Open-Book Neural Algorithmic Reasoning
- URL: http://arxiv.org/abs/2501.00072v1
- Date: Mon, 30 Dec 2024 02:14:58 GMT
- Title: Open-Book Neural Algorithmic Reasoning
- Authors: Hefei Li, Chao Peng, Chenyang Xu, Zhengfeng Yang,
- Abstract summary: We propose a novel open-book learning framework for neural networks.
In this framework, the network can access and utilize all instances in the training dataset when reasoning for a given instance.
We show that this open-book attention mechanism offers insights into the inherent relationships among various tasks in the benchmark.
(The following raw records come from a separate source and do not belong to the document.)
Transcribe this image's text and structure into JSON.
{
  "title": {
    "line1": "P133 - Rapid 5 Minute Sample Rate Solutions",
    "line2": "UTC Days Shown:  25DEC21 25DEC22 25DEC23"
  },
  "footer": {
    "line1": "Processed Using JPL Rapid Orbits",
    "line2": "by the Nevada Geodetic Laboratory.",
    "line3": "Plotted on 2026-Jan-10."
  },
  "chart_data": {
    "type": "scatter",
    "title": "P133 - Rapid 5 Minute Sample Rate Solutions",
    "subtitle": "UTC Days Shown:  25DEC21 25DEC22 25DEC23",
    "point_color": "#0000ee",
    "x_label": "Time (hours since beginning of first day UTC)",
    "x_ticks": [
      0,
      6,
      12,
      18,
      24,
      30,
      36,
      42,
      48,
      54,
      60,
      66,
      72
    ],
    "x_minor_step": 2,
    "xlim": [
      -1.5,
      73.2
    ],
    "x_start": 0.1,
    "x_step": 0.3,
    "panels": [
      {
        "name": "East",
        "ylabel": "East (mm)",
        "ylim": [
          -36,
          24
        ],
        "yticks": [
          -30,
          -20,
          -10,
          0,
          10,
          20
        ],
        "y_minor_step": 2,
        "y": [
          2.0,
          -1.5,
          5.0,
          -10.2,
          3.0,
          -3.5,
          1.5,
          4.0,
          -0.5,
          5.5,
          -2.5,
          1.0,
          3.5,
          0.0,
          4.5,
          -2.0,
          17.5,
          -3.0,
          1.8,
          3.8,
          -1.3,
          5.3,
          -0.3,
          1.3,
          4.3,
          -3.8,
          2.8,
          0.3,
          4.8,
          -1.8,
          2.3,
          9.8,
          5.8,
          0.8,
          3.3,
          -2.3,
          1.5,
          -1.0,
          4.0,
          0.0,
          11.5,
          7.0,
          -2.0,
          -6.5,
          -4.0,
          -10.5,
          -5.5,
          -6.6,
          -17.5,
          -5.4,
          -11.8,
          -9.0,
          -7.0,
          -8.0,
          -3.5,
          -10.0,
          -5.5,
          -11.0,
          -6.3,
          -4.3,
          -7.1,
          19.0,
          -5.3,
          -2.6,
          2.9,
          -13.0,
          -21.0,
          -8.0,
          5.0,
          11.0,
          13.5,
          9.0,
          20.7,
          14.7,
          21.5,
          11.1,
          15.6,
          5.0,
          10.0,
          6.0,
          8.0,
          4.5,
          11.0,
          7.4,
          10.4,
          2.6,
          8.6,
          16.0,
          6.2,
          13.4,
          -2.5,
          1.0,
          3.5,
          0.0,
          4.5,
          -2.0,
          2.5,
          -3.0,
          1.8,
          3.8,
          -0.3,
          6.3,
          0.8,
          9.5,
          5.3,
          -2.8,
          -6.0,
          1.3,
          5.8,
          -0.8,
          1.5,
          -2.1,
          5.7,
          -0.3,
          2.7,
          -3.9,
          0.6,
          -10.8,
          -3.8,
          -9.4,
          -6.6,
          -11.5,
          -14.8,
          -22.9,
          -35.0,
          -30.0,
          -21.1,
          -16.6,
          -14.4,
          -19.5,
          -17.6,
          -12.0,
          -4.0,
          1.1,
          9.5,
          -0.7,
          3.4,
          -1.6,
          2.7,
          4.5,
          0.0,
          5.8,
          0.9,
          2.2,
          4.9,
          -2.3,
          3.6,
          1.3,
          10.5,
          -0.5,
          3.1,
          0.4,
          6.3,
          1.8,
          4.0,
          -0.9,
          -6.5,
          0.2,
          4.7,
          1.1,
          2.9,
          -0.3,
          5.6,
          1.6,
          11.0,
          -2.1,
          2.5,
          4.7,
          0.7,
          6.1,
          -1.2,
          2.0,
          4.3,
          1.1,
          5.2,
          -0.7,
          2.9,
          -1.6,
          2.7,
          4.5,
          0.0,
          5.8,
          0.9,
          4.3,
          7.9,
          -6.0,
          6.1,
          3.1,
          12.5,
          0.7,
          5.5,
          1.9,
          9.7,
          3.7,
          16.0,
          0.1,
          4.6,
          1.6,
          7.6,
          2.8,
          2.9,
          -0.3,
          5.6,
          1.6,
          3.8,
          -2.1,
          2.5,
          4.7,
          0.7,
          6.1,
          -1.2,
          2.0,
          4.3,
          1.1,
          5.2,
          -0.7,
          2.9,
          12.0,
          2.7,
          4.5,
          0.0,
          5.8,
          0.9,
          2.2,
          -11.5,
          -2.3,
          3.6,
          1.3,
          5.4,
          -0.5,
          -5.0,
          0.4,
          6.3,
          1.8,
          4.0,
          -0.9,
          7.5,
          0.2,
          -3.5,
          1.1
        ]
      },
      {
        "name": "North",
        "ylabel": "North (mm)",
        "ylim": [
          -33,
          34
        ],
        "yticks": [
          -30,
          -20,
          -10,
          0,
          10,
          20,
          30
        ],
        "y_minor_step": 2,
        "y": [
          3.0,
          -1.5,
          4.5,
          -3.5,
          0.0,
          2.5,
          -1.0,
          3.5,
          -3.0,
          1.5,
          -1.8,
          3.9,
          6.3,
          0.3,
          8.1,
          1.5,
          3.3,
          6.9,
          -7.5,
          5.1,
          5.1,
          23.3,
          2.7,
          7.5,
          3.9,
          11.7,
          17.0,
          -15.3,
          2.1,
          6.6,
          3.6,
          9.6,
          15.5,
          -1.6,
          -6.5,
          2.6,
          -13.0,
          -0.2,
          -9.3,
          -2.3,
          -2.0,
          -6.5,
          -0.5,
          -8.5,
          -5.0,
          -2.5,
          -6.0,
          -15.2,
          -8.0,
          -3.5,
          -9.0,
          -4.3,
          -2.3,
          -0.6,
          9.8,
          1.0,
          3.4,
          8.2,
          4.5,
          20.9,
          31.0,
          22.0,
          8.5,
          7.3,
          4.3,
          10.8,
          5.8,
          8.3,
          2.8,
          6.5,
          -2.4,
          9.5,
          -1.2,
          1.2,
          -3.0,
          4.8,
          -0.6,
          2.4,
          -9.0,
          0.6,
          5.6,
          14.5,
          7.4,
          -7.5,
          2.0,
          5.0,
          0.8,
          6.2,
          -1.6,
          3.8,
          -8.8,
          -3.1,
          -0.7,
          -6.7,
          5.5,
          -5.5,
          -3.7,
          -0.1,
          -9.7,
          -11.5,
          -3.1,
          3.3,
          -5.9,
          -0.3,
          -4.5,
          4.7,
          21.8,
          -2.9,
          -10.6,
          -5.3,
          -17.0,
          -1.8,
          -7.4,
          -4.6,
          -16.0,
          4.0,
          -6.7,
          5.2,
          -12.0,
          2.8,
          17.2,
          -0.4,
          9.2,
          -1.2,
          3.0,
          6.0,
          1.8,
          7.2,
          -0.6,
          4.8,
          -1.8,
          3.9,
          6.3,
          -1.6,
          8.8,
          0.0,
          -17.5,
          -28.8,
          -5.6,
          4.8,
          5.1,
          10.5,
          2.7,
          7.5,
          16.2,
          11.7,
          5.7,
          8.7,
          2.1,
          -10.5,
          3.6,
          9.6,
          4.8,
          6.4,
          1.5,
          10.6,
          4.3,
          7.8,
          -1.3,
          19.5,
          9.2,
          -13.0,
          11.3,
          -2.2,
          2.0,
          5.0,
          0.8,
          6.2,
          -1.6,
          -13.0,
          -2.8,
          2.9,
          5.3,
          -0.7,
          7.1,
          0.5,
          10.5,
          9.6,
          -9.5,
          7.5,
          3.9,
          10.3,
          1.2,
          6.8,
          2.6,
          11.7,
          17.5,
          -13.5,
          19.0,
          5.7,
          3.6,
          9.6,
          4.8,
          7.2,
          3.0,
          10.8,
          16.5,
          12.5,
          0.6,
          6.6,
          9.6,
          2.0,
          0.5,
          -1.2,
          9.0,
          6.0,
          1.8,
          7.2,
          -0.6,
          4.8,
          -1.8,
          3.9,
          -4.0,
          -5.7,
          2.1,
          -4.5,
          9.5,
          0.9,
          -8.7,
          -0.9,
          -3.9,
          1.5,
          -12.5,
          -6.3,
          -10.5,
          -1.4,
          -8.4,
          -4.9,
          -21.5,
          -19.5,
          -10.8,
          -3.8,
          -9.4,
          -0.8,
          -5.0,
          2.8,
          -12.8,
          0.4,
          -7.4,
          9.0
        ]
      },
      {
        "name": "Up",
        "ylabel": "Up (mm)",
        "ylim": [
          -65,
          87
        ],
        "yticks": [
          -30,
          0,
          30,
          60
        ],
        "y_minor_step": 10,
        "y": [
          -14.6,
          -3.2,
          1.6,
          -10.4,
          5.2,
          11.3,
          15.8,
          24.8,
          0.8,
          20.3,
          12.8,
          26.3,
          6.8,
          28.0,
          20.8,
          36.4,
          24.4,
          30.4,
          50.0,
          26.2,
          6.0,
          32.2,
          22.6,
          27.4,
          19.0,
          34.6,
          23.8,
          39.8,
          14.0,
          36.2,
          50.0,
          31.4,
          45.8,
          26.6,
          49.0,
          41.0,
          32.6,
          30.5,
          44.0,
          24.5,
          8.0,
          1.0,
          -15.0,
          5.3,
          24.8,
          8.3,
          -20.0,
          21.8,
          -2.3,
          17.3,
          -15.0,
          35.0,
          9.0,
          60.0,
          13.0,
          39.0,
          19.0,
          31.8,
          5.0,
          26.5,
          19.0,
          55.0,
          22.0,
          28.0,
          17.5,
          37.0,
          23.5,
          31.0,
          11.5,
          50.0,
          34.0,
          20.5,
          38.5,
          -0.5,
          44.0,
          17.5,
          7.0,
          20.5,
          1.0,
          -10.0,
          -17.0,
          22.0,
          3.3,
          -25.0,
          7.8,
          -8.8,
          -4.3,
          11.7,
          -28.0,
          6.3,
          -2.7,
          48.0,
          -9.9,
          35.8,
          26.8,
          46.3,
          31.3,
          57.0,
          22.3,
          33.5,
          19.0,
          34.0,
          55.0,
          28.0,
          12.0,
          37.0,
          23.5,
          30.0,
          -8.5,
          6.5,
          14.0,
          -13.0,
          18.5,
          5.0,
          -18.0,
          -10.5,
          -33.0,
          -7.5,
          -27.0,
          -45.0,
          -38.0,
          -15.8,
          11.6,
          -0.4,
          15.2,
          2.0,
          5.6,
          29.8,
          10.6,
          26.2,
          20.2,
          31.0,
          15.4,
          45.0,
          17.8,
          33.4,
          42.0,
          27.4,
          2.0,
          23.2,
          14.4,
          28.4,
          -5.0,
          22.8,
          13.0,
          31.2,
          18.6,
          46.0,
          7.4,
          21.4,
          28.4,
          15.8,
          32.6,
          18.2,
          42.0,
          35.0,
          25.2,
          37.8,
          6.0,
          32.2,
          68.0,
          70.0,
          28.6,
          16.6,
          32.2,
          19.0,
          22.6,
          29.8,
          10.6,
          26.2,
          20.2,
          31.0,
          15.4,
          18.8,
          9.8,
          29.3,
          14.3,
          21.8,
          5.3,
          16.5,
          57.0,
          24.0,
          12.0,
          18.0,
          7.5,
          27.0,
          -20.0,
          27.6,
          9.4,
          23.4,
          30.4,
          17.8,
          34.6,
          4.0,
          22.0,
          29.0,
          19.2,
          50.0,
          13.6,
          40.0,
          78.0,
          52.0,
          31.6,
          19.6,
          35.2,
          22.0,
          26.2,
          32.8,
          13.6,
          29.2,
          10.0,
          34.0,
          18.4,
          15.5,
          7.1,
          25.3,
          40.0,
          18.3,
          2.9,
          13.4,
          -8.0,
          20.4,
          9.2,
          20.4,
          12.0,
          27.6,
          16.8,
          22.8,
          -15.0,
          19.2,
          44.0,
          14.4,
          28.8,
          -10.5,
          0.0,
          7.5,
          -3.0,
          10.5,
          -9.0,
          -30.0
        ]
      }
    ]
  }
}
- Score: 5.057669848157507
- License:
- Abstract: Neural algorithmic reasoning is an emerging area of machine learning that focuses on building neural networks capable of solving complex algorithmic tasks. Recent advancements predominantly follow the standard supervised learning paradigm -- feeding an individual problem instance into the network each time and training it to approximate the execution steps of a classical algorithm. We challenge this mode and propose a novel open-book learning framework. In this framework, whether during training or testing, the network can access and utilize all instances in the training dataset when reasoning for a given instance. Empirical evaluation is conducted on the challenging CLRS Algorithmic Reasoning Benchmark, which consists of 30 diverse algorithmic tasks. Our open-book learning framework exhibits a significant enhancement in neural reasoning capabilities. Further, we notice that there is recent literature suggesting that multi-task training on CLRS can improve the reasoning accuracy of certain tasks, implying intrinsic connections between different algorithmic tasks. We delve into this direction via the open-book framework. When the network reasons for a specific task, we enable it to aggregate information from training instances of other tasks in an attention-based manner. We show that this open-book attention mechanism offers insights into the inherent relationships among various tasks in the benchmark and provides a robust tool for interpretable multi-task training.